How much info would you need? Happy to furnish you with a full PCB layout in Sprint - so you can see what connects to what - same goes for anyone else at this point - i'm starting to hit a wall, need more beta testers with complete boards

 

[cheesestraws]

2 hours ago, Kai Robinson said:

need more beta testers with complete boards

 

I have been really remiss on posting updates on this but I have been making slow progress as my brain will let me... in theory I should be getting the last components I need from RS tonight, if I haven't forgotten anything!

[asicsolutions]

@Kai RobinsonI lump CPLD and FPGA kind of together as their is much overlap in parts. I tend to like Xilinx as they are my daily driver at work, but certainly, whatever does the job.

 

Schematics would be helpful. I have a 16550a logic analyzer I could hook up to the BBU if I could find a good way to do it. Perhaps making an interposer board with some mictor connectors that I could interface too. I used to do a lot of capture when debugging my graphics FPGA on the PCI bus. it might be a bit of a slog, but maybe I could reverse engineer it this way. I have a MAC SE/30 already. Hopefully my old logic analyzer still works

 

[Kai Robinson]

2 hours ago, asicsolutions said:

@Kai RobinsonI lump CPLD and FPGA kind of together as their is much overlap in parts. I tend to like Xilinx as they are my daily driver at work, but certainly, whatever does the job.

 

Schematics would be helpful. I have a 16550a logic analyzer I could hook up to the BBU if I could find a good way to do it. Perhaps making an interposer board with some mictor connectors that I could interface too. I used to do a lot of capture when debugging my graphics FPGA on the PCI bus. it might be a bit of a slog, but maybe I could reverse engineer it this way. I have a MAC SE/30 already. Hopefully my old logic analyzer still works

 

Then you'll be wanting one of these! I designed a universal Through-Hole PLCC84 breakout - remove the original PLCC socket from the board, solder this board in place with standoff pins, then solder new socket to this board and voila - all pins accessible easily with a Logic Analyzer. Attached Gerbers if you want to get a set made. For the Mac SE, the schematics aren't really available, there's only a single page available and it's grainy as hell. I'll post the Sprint Layout in a minute - you can download a trial version that should allow you to use it for 30 days, but i recommend buying it - it's excellent software for the $49 it costs. 

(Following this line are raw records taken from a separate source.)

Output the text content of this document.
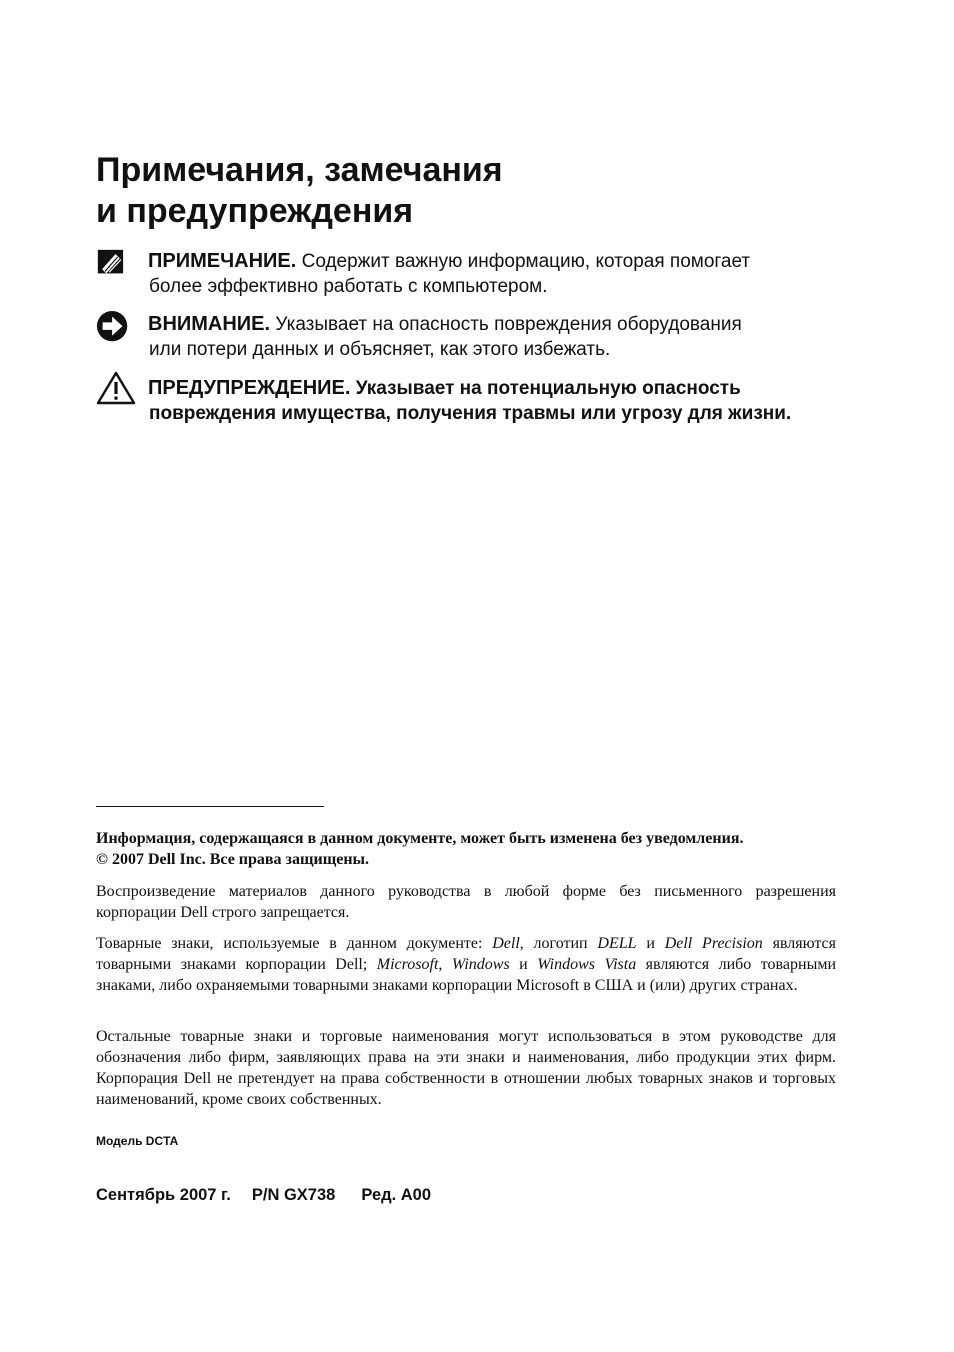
Примечания, замечания
и предупреждения
ПРИМЕЧАНИЕ. Содержит важную информацию, которая помогает
более эффективно работать с компьютером.
ВНИМАНИЕ. Указывает на опасность повреждения оборудования
или потери данных и объясняет, как этого избежать.
ПРЕДУПРЕЖДЕНИЕ. Указывает на потенциальную опасность
повреждения имущества, получения травмы или угрозу для жизни.

Информация, содержащаяся в данном документе, может быть изменена без уведомления.
© 2007 Dell Inc. Все права защищены.

Воспроизведение материалов данного руководства в любой форме без письменного разрешения корпорации Dell строго запрещается.

Товарные знаки, используемые в данном документе: Dell, логотип DELL и Dell Precision являются товарными знаками корпорации Dell; Microsoft, Windows и Windows Vista являются либо товарными знаками, либо охраняемыми товарными знаками корпорации Microsoft в США и (или) других странах.

Остальные товарные знаки и торговые наименования могут использоваться в этом руководстве для обозначения либо фирм, заявляющих права на эти знаки и наименования, либо продукции этих фирм. Корпорация Dell не претендует на права собственности в отношении любых товарных знаков и торговых наименований, кроме своих собственных.

Модель DCTA

Сентябрь 2007 г. P/N GX738 Ред. A00
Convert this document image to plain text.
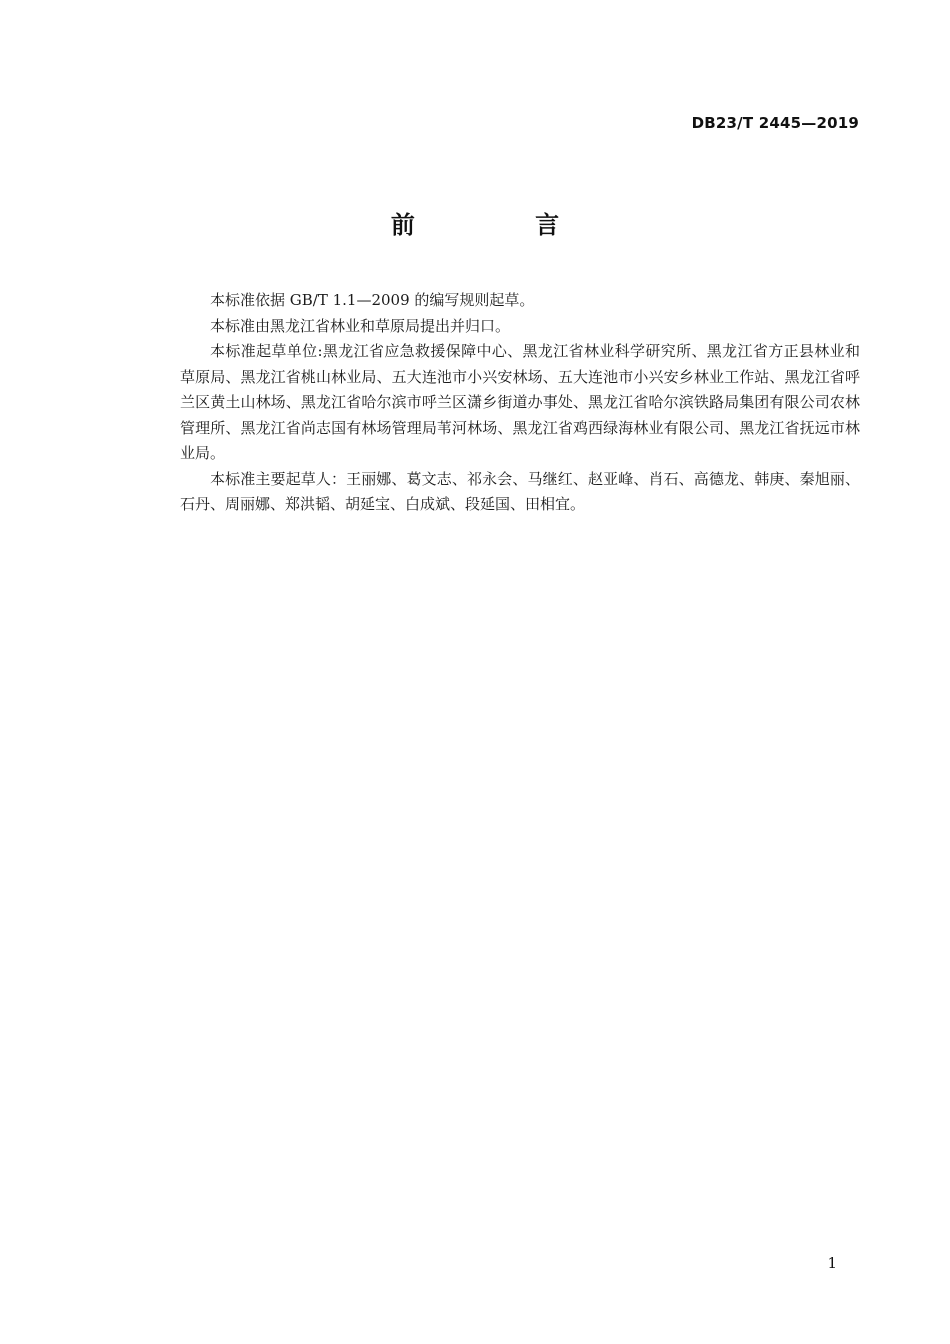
DB23/T 2445—2019
前 言

本标准依据 GB/T 1.1—2009 的编写规则起草。

本标准由黑龙江省林业和草原局提出并归口。

本标准起草单位:黑龙江省应急救援保障中心、黑龙江省林业科学研究所、黑龙江省方正县林业和草原局、黑龙江省桃山林业局、五大连池市小兴安林场、五大连池市小兴安乡林业工作站、黑龙江省呼兰区黄土山林场、黑龙江省哈尔滨市呼兰区潇乡街道办事处、黑龙江省哈尔滨铁路局集团有限公司农林管理所、黑龙江省尚志国有林场管理局苇河林场、黑龙江省鸡西绿海林业有限公司、黑龙江省抚远市林业局。

本标准主要起草人：王丽娜、葛文志、祁永会、马继红、赵亚峰、肖石、高德龙、韩庚、秦旭丽、石丹、周丽娜、郑洪韬、胡延宝、白成斌、段延国、田相宜。

1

Might be worth looking at the ATF15xx series CPLD's as they're native 5v parts and don't need level shifters added. A 1508 would probably be big enough for the BBU. 

gerbers.zip

Edited December 22, 2020 by Kai Robinson
spelling

[asicsolutions]

I'll need to find someone good at soldering  I can't solder to save my life, but that looks like it would let me monitor what is going on, thanks.

[maceffects]

@asicsolutions if you give me a BoM or everything needed, and assuming there are no SMD, I can get one of these and solder it together and send it your way.  

[Kai Robinson]

@maceffects It's all 100% through hole - uses standard PLCC sockets and 2.54mm pin headers.